IITATE, Fukushima–Progress in rezoning evacuation areas contaminated with radioactive emissions has stalled, with the government’s new zoning system enacted in only four of the 11 municipalities surrounding the Fukushima No. 1 nuclear power plant.
On Tuesday, the new zoning system was implemented in Iitate. The entire village had previously been designated as an expanded evacuation zone, but has now been divided into three areas based on contamination levels.
The government had initially planned to implement the new zoning system in all 11 municipalities by April 1. However, it remains unclear when the system will be introduced in the remaining seven municipalities.
Furthermore, the four municipalities where rezoning has been completed still face various difficulties, such as rebuilding residents’ livelihoods and ongoing decontamination work.
The new zoning system aims to intensively promote decontamination work in areas where radiation levels are relatively low and encourage residents to return home.

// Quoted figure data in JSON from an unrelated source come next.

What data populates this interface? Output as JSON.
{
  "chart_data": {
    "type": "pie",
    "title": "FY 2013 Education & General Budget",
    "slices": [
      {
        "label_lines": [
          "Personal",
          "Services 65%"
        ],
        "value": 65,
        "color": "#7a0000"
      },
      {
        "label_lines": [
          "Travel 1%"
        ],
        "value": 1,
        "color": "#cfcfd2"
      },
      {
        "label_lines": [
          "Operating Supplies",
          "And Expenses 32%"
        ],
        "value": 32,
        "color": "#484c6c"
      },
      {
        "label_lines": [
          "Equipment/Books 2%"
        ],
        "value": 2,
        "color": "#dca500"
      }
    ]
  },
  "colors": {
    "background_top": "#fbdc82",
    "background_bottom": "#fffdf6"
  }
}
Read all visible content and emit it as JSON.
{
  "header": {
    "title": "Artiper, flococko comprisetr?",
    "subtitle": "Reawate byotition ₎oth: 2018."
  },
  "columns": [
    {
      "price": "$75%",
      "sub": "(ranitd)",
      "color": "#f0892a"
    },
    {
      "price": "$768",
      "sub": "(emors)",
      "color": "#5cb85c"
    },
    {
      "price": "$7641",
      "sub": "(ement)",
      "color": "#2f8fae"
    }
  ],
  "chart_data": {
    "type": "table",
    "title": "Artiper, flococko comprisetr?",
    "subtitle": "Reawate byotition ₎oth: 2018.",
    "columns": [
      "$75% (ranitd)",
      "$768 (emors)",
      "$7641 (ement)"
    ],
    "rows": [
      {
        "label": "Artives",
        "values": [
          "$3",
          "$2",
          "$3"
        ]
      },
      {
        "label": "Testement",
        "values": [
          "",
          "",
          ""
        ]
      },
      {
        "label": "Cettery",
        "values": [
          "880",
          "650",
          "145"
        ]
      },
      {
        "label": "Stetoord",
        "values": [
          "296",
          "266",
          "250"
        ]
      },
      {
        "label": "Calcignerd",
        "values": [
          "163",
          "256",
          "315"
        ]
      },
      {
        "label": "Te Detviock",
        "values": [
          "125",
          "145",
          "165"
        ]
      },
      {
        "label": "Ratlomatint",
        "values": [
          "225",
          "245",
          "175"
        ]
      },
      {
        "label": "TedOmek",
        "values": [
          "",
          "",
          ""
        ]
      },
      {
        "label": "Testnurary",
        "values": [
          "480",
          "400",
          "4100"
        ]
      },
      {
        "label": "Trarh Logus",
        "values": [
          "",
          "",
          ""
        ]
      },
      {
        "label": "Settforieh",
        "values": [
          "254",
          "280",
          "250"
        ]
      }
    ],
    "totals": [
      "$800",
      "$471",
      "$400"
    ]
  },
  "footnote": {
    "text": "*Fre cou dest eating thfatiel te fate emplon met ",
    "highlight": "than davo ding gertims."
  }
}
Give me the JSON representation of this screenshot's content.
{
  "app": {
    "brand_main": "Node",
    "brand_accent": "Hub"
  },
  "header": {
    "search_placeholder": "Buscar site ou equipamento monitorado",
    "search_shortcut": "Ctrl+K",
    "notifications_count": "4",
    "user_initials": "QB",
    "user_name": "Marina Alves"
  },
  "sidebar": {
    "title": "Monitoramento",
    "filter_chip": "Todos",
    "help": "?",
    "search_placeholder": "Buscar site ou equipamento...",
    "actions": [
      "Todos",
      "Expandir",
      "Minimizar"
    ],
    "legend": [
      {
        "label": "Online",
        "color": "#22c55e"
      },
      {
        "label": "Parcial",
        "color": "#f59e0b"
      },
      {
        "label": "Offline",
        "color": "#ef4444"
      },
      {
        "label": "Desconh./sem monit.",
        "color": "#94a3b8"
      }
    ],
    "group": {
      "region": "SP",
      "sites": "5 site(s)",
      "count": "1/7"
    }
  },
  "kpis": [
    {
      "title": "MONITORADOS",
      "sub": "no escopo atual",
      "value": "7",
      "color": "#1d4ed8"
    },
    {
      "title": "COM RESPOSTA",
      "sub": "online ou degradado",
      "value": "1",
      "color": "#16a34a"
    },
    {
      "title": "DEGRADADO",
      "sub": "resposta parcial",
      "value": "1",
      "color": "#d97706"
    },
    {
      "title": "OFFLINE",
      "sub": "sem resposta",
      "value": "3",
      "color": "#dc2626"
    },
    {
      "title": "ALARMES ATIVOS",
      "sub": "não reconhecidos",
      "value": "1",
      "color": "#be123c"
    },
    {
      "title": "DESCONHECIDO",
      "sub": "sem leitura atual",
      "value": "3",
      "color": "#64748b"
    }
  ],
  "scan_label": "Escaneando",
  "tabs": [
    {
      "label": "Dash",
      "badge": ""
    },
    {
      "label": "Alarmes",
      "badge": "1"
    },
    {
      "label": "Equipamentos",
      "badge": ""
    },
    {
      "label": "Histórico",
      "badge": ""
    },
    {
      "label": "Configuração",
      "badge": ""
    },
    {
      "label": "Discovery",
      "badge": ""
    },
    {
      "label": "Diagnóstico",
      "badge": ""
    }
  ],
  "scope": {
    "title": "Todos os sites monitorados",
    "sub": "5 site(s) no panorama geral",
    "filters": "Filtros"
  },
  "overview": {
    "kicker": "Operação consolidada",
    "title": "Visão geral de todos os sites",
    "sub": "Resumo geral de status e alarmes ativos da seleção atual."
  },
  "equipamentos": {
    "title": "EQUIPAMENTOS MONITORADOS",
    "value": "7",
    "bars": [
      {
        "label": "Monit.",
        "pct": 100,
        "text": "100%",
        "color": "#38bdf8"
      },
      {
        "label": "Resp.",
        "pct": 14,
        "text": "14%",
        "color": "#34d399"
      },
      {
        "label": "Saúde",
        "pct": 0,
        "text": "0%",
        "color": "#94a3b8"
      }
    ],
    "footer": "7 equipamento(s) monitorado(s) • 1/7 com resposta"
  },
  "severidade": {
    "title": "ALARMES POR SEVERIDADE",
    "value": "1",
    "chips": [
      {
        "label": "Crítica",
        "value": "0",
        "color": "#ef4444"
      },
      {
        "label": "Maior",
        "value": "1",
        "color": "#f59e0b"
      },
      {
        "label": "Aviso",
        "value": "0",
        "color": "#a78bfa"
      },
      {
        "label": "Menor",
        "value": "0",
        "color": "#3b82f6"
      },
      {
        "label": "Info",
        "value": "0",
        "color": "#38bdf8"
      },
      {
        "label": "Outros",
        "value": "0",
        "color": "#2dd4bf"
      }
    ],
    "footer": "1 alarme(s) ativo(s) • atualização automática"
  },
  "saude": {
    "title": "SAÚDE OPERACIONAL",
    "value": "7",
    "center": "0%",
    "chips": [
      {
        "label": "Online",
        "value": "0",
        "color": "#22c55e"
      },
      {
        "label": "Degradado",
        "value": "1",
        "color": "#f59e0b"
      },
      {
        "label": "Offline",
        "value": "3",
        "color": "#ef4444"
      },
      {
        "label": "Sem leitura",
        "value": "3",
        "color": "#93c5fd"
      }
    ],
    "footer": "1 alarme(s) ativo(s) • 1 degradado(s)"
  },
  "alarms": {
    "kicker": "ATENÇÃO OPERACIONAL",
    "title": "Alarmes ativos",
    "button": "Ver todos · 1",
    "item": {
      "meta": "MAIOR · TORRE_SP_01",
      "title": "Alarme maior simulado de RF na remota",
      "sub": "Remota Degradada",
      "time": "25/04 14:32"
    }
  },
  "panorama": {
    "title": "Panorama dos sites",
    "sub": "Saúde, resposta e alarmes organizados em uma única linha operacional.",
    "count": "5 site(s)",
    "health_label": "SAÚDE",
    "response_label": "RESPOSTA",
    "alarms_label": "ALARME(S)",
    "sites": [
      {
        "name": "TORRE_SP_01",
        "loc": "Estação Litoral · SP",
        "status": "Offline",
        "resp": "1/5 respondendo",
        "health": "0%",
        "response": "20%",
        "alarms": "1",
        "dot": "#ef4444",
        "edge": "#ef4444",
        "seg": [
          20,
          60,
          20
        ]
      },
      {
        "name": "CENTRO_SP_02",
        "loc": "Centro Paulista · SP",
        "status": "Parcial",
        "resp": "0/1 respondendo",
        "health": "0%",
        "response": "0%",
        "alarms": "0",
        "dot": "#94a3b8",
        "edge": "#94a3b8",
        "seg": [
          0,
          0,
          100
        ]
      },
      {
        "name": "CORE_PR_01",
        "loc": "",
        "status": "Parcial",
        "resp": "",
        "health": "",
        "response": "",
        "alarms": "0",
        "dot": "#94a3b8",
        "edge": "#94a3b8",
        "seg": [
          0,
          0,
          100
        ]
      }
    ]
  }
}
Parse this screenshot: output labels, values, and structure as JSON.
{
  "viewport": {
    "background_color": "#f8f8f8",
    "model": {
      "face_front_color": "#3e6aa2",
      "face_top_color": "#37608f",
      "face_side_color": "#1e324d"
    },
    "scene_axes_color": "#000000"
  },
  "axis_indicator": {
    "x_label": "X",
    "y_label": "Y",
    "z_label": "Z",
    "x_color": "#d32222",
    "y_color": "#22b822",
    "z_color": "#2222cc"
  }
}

Areas previously classified as evacuation zones based on radiation and distance from the Fukushima No. 1 power plant have been sorted into three new zoning categories. Areas are classified after precisely measuring radiation levels.
Iitate Mayor Norio Kanno attended a ceremony to send off resident-organized patrol groups Tuesday. At the ceremony, Kanno said: “We’ve met a number of times to discuss how we should rebuild our city–even though each effort was small. I’ll continue to do my best so residents can return home as soon as possible.”
Most areas in Iitate were designated as either restricted residency zones, where residents will be able to return within several years, or zones being prepared for residents’ return, where residents may return as soon as decontamination is completed. However, the village’s Nagadoro district was designated a residency prohibited zone, and residents will not be able to return for at least five years.
Rezoning procedures in the village had been delayed after some residents objected to the government’s policy of differentiating compensation payments based on which zones residents lived in. Under the government’s plan, people living in zones being prepared for residents’ return would be paid 100,000 yen per month. However, people living in the other two zone types would be paid lump sums–2.4 million yen for those in restricted residency zones, and 6 million yen for those in residency prohibited zones.
Thanks to rezoning, industries and businesses that operate indoors, such as manufacturers and financial institutions, were allowed to return to work–except for those in the Nagadoro district.
“Reconstruction in the village would have been delayed even further without the new zoning system,” Kanno said.
Iitate’s main industries are livestock and agriculture, but many farmers have already given up their livelihoods. As a result, it will be difficult for the village to rebuild its economy and ensure that there are enough jobs for residents. According to a survey conducted by the village in May, 33.1 percent of respondents said they “did not have plans to return.”
About three months have passed since most areas in Minami-Soma city’s Odaka district were designated as zones being prepared for residents’ return. Since then, people have been allowed to freely enter those areas.
However, the water supply and sewage system have yet to be restored in the district, which was home to about 430 businesses before the Great East Japan Earthquake. Of that number, only eight have resumed operations, while 37 were preparing to reopen as of June 15. Twenty-four have decided to permanently close.
A 63-year-old man said he visits his home in Odaka district from Tochigi Prefecture, where he is now staying, to occasionally clean up. He said he refrains from drinking water while he is there because the nearest portable toilet–one of 21 built by the city–is about a kilometer away from his house.
The Minami-Soma municipal government said it is trying to restore the sewage system and water supplies. However, an official said, “We have no specific date for when these services will resume.”
The new zoning system was introduced in Kawauchi village on April 1. While middle and primary schools and day care centers have reopened in former emergency evacuation preparation zones, only 39 children–17 percent of the figure before the Great East Japan Earthquake–attend the facilities.
A 34-year-old woman living at a temporary house in Koriyama said she lost her job after the disaster. The woman, a mother of two, said she is hesitant to go back home. “My 8-year-old daughter begs for us to return home, but I don’t think I can find a new job in Kawauchi,” she said.
Criticisms on rezoning
Some residents in municipalities that have yet to be rezoned are critical of the fact that the new categories are based solely on radiation levels and ignore actual living conditions.
In Okuma, a town designated as a no-entry zone, 95 percent of the town, including the town center, government buildings, banking institutions and shopping areas, is expected to be classified as a residency prohibited zone. As the remaining areas are near the mountains and surrounded by residency prohibited zones, it is unlikely many people will return there.
“Even though we’re allowed to return to parts of our town, we would hardly be able to get everyday items. It would be difficult to live there,” Okuma Mayor Toshitsuna Watanabe said. The town government plans not to return for at least five years.
The Futaba municipal government has asked the central government to designate the entire town as a residency prohibited zone, and hopes the town will be treated in a uniform fashion in all regards, including compensation payments.
“The reality is that we can’t live in the town anyway, even if there are some differences in radiation levels,” Futaba Mayor Katsutaka Idogawa said.